Wednesday, June 27, 2012

Here Come the Bankrupt Cities

This morning’s news brings several reminders that, in many ways, the global financial situation is still getting worse. As I write this, CNBC’s front page is showing two front-page headlines that hint at giant bank failures. I have not seen that before. There are new questions about how long auto maker Opel can keep operating.

And then there is the announcement of a large municipal bankruptcy in Stockton, California. This bankruptcy filing may come tomorrow. Stockton is a city of 300,000, so its bankruptcy dwarfs the de facto bankruptcy of Harrisburg, Pennsylvania.

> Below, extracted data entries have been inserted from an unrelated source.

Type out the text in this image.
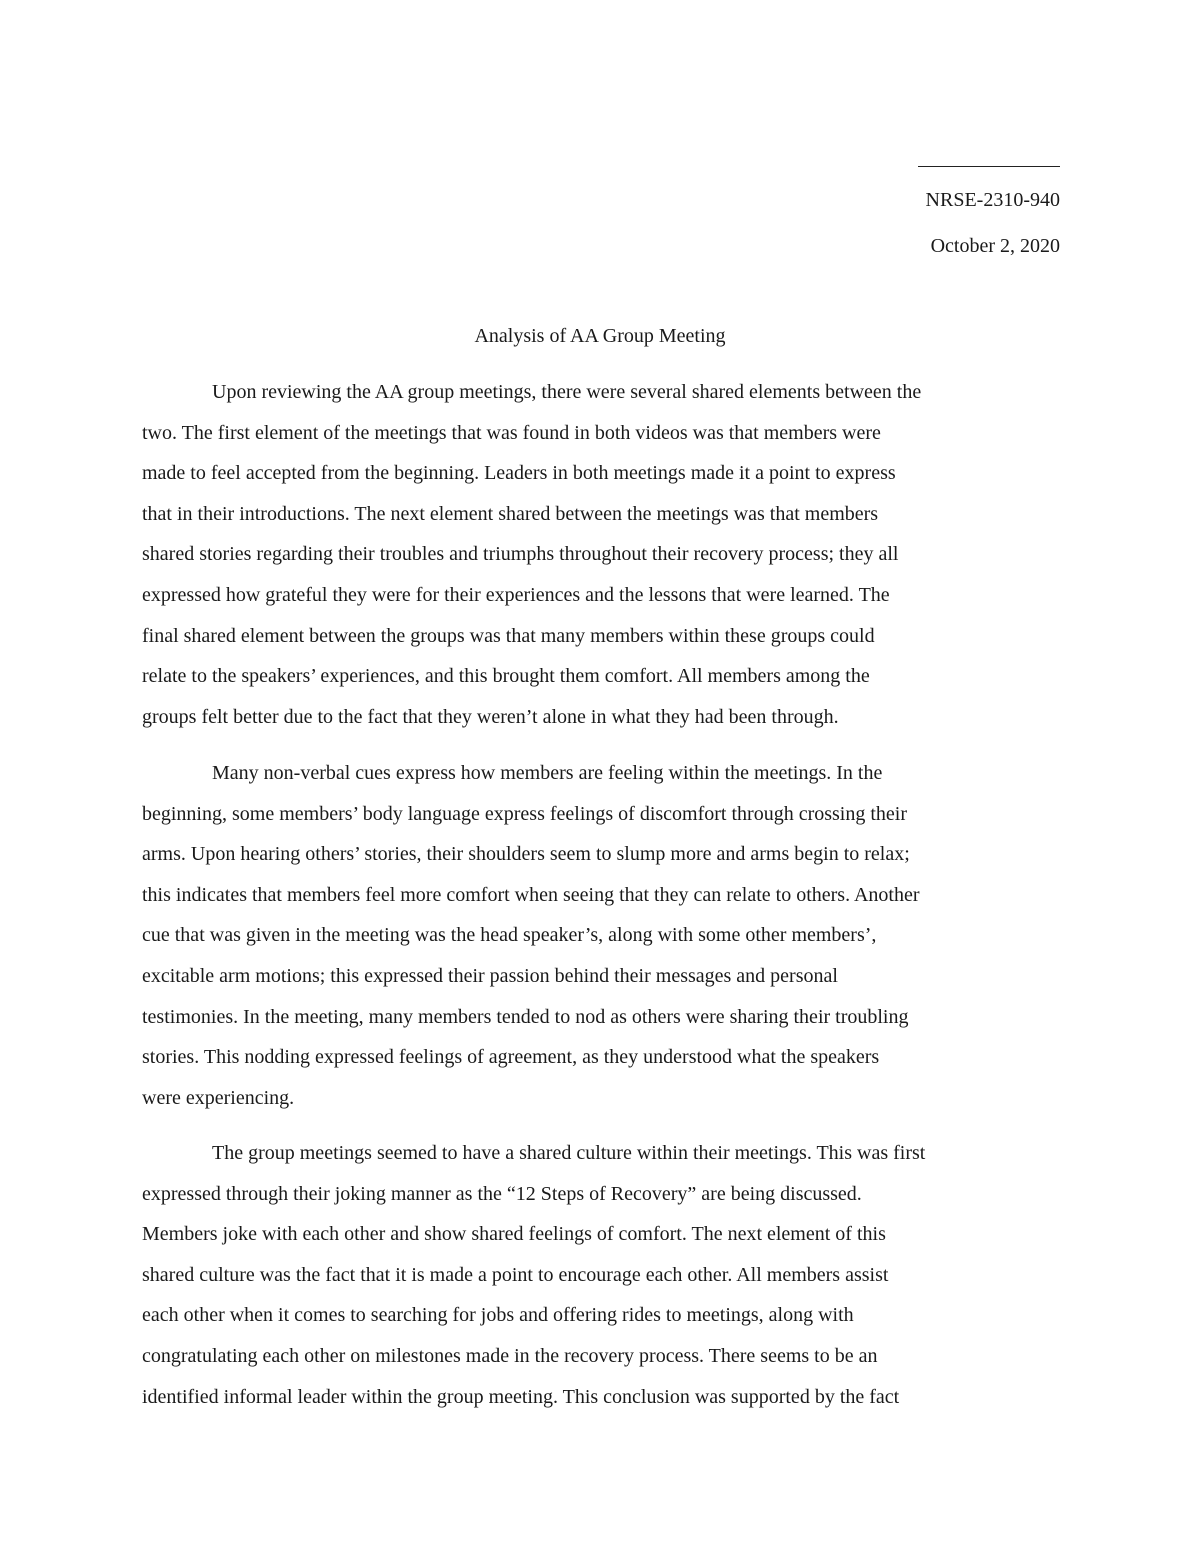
NRSE-2310-940
October 2, 2020
Analysis of AA Group Meeting
Upon reviewing the AA group meetings, there were several shared elements between the
two. The first element of the meetings that was found in both videos was that members were
made to feel accepted from the beginning. Leaders in both meetings made it a point to express
that in their introductions. The next element shared between the meetings was that members
shared stories regarding their troubles and triumphs throughout their recovery process; they all
expressed how grateful they were for their experiences and the lessons that were learned. The
final shared element between the groups was that many members within these groups could
relate to the speakers’ experiences, and this brought them comfort. All members among the
groups felt better due to the fact that they weren’t alone in what they had been through.
Many non-verbal cues express how members are feeling within the meetings. In the
beginning, some members’ body language express feelings of discomfort through crossing their
arms. Upon hearing others’ stories, their shoulders seem to slump more and arms begin to relax;
this indicates that members feel more comfort when seeing that they can relate to others. Another
cue that was given in the meeting was the head speaker’s, along with some other members’,
excitable arm motions; this expressed their passion behind their messages and personal
testimonies. In the meeting, many members tended to nod as others were sharing their troubling
stories. This nodding expressed feelings of agreement, as they understood what the speakers
were experiencing.
The group meetings seemed to have a shared culture within their meetings. This was first
expressed through their joking manner as the “12 Steps of Recovery” are being discussed.
Members joke with each other and show shared feelings of comfort. The next element of this
shared culture was the fact that it is made a point to encourage each other. All members assist
each other when it comes to searching for jobs and offering rides to meetings, along with
congratulating each other on milestones made in the recovery process. There seems to be an
identified informal leader within the group meeting. This conclusion was supported by the fact
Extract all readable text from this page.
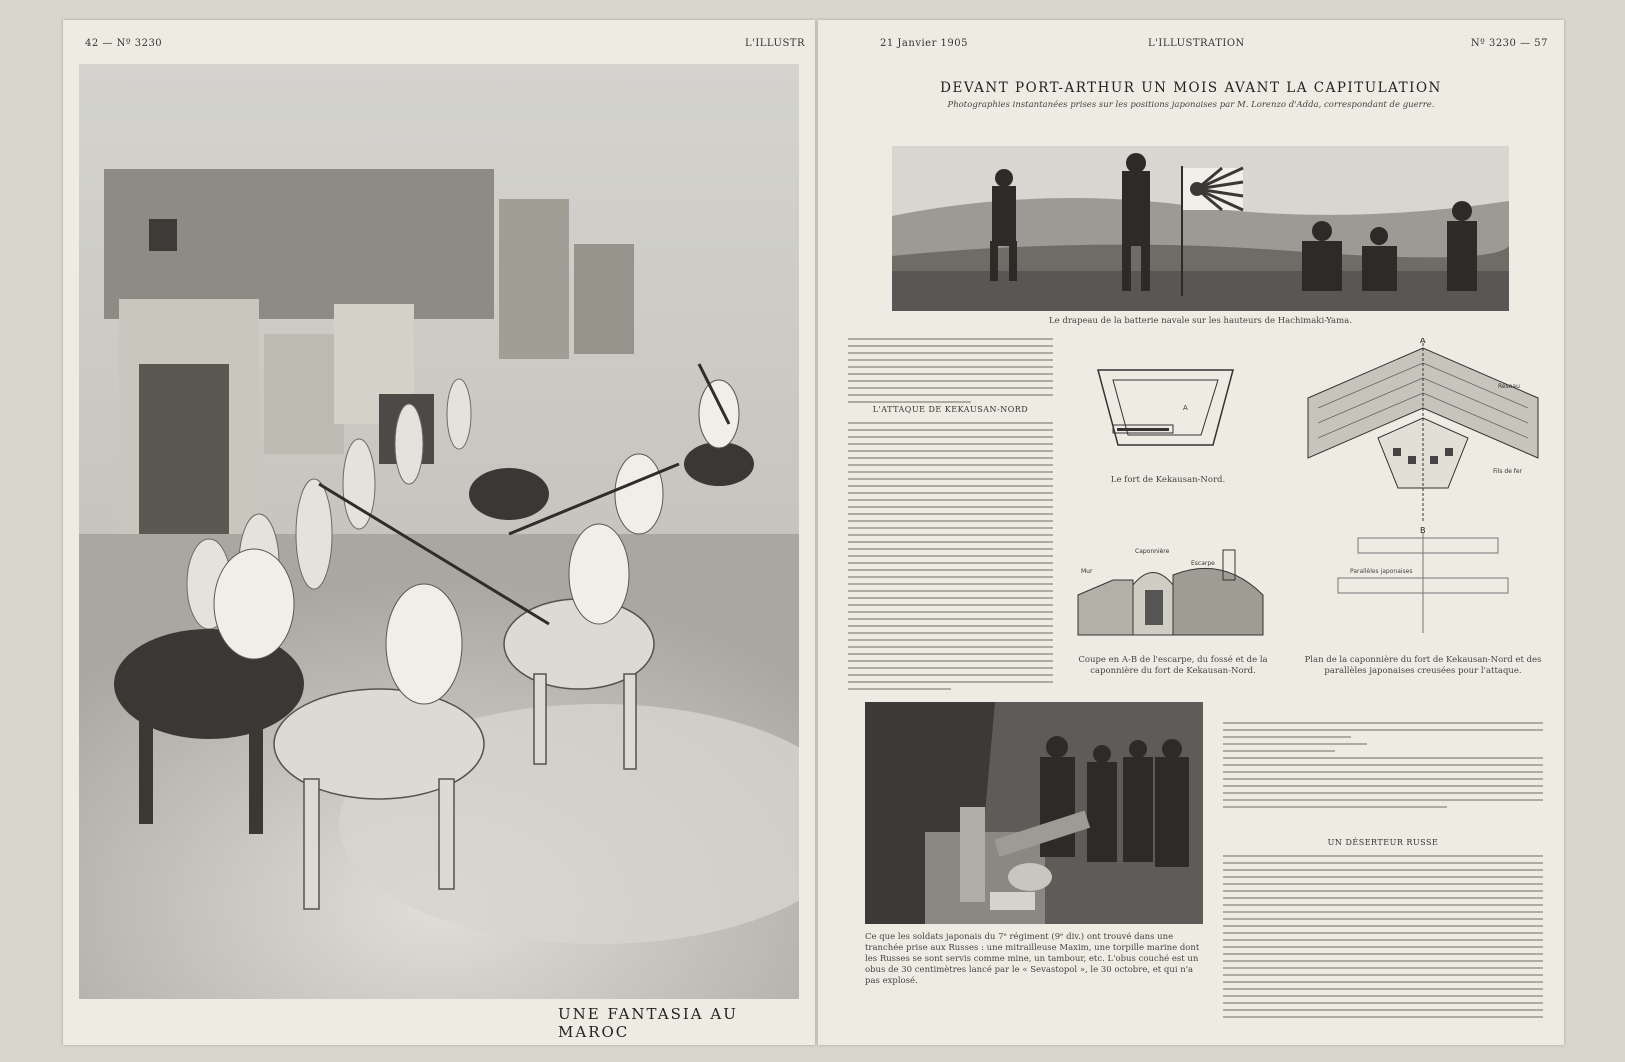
42 — Nº 3230	L'ILLUSTR
UNE FANTASIA AU MAROC
21 Janvier 1905	L'ILLUSTRATION	Nº 3230 — 57
DEVANT PORT-ARTHUR UN MOIS AVANT LA CAPITULATION
Photographies instantanées prises sur les positions japonaises par M. Lorenzo d'Adda, correspondant de guerre.
Le drapeau de la batterie navale sur les hauteurs de Hachimaki-Yama.
L'ATTAQUE DE KEKAUSAN-NORD	A
Le fort de Kekausan-Nord.
Mur
Caponnière
Escarpe
Coupe en A-B de l'escarpe, du fossé et de la caponnière du fort de Kekausan-Nord.
A
B
Réseau
Fils de fer
Parallèles japonaises
Plan de la caponnière du fort de Kekausan-Nord et des parallèles japonaises creusées pour l'attaque.
Ce que les soldats japonais du 7ᵉ régiment (9ᵉ div.) ont trouvé dans une tranchée prise aux Russes : une mitrailleuse Maxim, une torpille marine dont les Russes se sont servis comme mine, un tambour, etc. L'obus couché est un obus de 30 centimètres lancé par le « Sevastopol », le 30 octobre, et qui n'a pas explosé.
UN DÉSERTEUR RUSSE
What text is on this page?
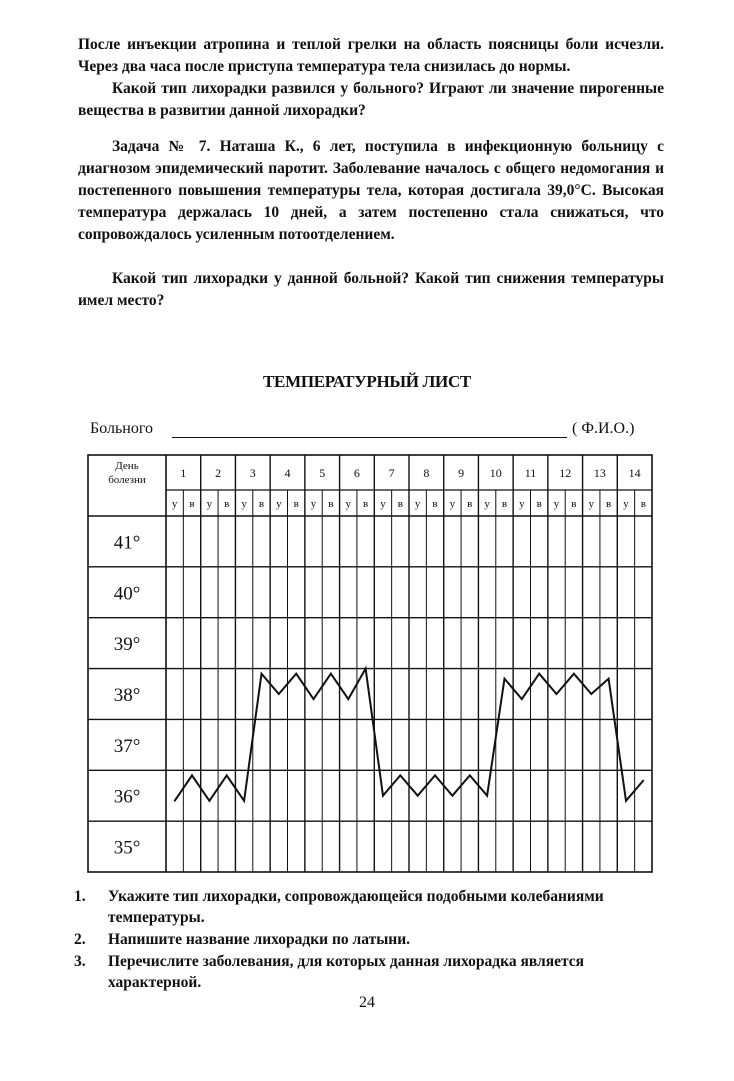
После инъекции атропина и теплой грелки на область поясницы боли исчезли. Через два часа после приступа температура тела снизилась до нормы.

Какой тип лихорадки развился у больного? Играют ли значение пирогенные вещества в развитии данной лихорадки?

Задача № 7. Наташа К., 6 лет, поступила в инфекционную больницу с диагнозом эпидемический паротит. Заболевание началось с общего недомогания и постепенного повышения температуры тела, которая достигала 39,0°С. Высокая температура держалась 10 дней, а затем постепенно стала снижаться, что сопровождалось усиленным потоотделением.

Какой тип лихорадки у данной больной? Какой тип снижения температуры имел место?

ТЕМПЕРАТУРНЫЙ ЛИСТ
Больного	( Ф.И.О.)
День
болезни	1
у в
2
у в
3
у в
4
у в
5
у в
6
у в
7
у в
8
у в
9
у в
10
у в
11
у в
12
у в
13
у в
14
у в
41°
40°
39°
38°
37°
36°
35°
1. Укажите тип лихорадки, сопровождающейся подобными колебаниями температуры.
2. Напишите название лихорадки по латыни.
3. Перечислите заболевания, для которых данная лихорадка является характерной.
24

Harrisburg, for its part, has no money to pay its bondholders and cannot fully pay its suppliers. It is being temporarily kept out of bankruptcy only by a legal fiction enacted last year by the state, but that law may not survive a series of court challenges by creditors.

A much larger city, Detroit, appears to be headed down that same path, just two or three years behind Harrisburg.

June 30 is the end of the fiscal year for many government units, so it will be a surprise if there are not several additional municipal bankruptcies filed in the coming days. The trend of municipal bankruptcies will continue for the next several years, as there are no easy answers for economically hard-hit cities when the whole global economy is struggling.